To be fair, the amount of commercial pesticides in your cup is “a very low amount,” according to Peter Goggi, a spokesman for The Tea Association of the USA.
But if “no” amount is better than “low” amount, your only choice is organic tea, says Chris Olsen of Teatulia, the Denver-based company that grows tea organically on 3,000 acres in northern Bangladesh.
“Organic tea is best for you,” Olsen says. “Pesticides on regular teas are not rinsed off until you infuse it in your cup. It will blow your mind.”
Teatulia, which owns one of the largest organic tea gardens in the world, grows USDA-certified organic teas using organic cover crops, manure it buys from locals, rainwater irrigation, and natural pesticides like pulverized leaves from neem trees that bugs avoid.
In addition to not getting a gulp of toxic pesticides, here are more reasons to drink organic tea.
Organic is good for the ecosystem: Conventional gardens often are denuded of bugs and other living things that are collateral damage from toxic pesticide use. Organic gardens support ecosystems and don’t contaminate local water supplies. In Teatulia’s Bangladeshi gardens, Olsen sees birds, spiders, 30 types of deer, even a tiger.
Organic tastes better: By using organic fertilizers, like cover crops and manures, tea plants are allowed to blossom and ripen at their own, natural pace. “They have more time to develop the natural sugars in compounds that helps the flavor,” Olsen said.
Organic is certified: Organic teas, like Teatulia, are certified organic by government agencies like the United States Department of Agriculture. “They make sure all the organic rules are being followed – how we’re irrigating, how we’re using natural pesticides.
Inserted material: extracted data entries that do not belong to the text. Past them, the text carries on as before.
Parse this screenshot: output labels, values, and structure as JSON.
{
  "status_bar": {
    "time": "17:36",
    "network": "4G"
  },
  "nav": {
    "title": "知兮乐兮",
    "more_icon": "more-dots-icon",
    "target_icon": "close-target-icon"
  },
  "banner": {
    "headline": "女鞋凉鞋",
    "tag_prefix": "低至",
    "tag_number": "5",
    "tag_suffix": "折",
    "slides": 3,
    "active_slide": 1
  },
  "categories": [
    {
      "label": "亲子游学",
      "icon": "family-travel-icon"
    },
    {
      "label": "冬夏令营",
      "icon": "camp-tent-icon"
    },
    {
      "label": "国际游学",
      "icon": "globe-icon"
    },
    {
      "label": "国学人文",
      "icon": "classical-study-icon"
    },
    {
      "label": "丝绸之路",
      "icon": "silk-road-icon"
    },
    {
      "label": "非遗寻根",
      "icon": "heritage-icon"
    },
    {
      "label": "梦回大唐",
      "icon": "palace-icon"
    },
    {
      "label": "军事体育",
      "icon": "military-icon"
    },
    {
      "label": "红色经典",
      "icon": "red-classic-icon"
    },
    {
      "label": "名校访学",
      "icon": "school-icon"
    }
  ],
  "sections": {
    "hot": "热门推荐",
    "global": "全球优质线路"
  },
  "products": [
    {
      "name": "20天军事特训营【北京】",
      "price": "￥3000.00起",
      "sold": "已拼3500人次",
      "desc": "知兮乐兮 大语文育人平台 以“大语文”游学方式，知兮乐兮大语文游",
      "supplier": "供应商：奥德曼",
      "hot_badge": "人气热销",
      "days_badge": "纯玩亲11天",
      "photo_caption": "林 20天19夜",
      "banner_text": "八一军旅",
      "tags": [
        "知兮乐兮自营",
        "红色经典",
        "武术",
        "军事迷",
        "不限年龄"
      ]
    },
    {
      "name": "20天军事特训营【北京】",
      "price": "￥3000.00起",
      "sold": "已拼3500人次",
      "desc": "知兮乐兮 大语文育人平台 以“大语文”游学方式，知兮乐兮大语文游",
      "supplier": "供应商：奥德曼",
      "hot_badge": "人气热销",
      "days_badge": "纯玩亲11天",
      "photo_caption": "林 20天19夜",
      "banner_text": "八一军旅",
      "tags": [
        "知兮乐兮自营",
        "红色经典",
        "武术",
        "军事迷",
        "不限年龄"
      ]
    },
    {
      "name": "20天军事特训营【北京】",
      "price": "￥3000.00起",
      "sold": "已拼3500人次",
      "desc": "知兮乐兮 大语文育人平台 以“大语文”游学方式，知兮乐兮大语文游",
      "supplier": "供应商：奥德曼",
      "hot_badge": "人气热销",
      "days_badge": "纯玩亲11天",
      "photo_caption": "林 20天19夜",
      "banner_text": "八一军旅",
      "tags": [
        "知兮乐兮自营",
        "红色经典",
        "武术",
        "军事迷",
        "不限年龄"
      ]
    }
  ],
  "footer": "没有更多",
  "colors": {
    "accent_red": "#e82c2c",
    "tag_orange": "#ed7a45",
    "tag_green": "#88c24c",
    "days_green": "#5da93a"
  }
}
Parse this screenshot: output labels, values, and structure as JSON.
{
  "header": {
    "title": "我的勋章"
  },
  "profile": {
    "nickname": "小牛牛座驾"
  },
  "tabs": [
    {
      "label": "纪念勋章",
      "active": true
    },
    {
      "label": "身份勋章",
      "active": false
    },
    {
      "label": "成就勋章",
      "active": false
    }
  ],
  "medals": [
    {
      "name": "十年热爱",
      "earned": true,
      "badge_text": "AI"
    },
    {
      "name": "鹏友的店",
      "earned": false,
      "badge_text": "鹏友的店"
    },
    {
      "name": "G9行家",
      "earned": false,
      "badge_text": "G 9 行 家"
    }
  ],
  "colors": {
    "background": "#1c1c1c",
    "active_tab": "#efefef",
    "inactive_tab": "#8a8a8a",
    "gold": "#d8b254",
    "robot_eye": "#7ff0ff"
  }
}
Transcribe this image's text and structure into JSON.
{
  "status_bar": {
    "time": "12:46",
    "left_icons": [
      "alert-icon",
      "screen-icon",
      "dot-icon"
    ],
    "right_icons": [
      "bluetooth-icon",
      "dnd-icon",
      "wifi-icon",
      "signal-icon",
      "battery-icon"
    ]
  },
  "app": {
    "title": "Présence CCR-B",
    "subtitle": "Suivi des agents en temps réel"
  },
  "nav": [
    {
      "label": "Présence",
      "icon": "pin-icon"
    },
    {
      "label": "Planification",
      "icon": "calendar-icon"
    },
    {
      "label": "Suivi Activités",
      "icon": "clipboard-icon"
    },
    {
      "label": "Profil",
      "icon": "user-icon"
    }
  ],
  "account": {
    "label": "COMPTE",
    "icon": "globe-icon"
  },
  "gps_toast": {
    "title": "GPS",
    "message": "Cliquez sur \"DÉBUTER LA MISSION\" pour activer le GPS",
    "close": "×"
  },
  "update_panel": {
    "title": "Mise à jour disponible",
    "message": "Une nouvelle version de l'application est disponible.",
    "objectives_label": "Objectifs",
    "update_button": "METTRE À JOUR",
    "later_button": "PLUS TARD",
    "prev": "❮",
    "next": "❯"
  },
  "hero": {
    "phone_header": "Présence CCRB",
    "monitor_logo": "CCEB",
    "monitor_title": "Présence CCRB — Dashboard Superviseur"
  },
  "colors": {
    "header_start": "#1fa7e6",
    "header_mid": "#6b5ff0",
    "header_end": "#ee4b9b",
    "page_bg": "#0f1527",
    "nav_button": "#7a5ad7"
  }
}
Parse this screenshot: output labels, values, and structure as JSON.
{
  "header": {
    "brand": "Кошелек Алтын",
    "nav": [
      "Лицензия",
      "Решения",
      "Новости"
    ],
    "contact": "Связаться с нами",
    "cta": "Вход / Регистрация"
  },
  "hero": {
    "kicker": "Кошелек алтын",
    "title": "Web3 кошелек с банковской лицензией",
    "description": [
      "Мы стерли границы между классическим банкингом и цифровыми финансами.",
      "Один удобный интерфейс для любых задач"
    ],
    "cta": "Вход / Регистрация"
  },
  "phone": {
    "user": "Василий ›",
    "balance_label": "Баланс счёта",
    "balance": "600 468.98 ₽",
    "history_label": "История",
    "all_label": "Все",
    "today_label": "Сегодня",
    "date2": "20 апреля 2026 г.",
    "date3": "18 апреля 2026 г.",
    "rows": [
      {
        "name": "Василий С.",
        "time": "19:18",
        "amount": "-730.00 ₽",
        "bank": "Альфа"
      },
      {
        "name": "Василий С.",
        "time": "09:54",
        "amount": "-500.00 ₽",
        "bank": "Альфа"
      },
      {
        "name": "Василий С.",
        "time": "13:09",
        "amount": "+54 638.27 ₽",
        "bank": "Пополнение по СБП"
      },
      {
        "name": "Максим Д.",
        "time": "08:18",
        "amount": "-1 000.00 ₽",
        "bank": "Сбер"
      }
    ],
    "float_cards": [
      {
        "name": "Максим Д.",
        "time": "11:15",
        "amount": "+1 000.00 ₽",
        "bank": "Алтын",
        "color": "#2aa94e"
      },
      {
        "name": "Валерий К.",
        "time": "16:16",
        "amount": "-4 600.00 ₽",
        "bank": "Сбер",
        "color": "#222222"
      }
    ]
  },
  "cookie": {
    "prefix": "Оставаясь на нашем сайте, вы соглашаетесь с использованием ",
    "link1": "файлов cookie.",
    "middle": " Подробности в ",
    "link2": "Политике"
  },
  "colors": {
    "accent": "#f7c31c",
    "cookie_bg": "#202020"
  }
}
You know what you’re getting.”
At least in Teatulia’s case, the organic label also shows a consciousness for not only the earth, but also the people in the region where the tea is grown.
The company’s tea gardens are part of its economic development efforts in a desperately poor part of Bangladesh. “We built the garden to create jobs in the poorest region, in the second poorest country in the world,” said Olsen.
The company also has created a micro-lending model where they give locals loans to buy cows. The loans are repaid with milk that Teatulia sells and manure it uses to fertilize tea plants.
You can find the USDA-certified organic label on teas like Teatulia, Numi and Traditional Medicinals. Teatulia is sold nationally in Target stores and Whole Foods.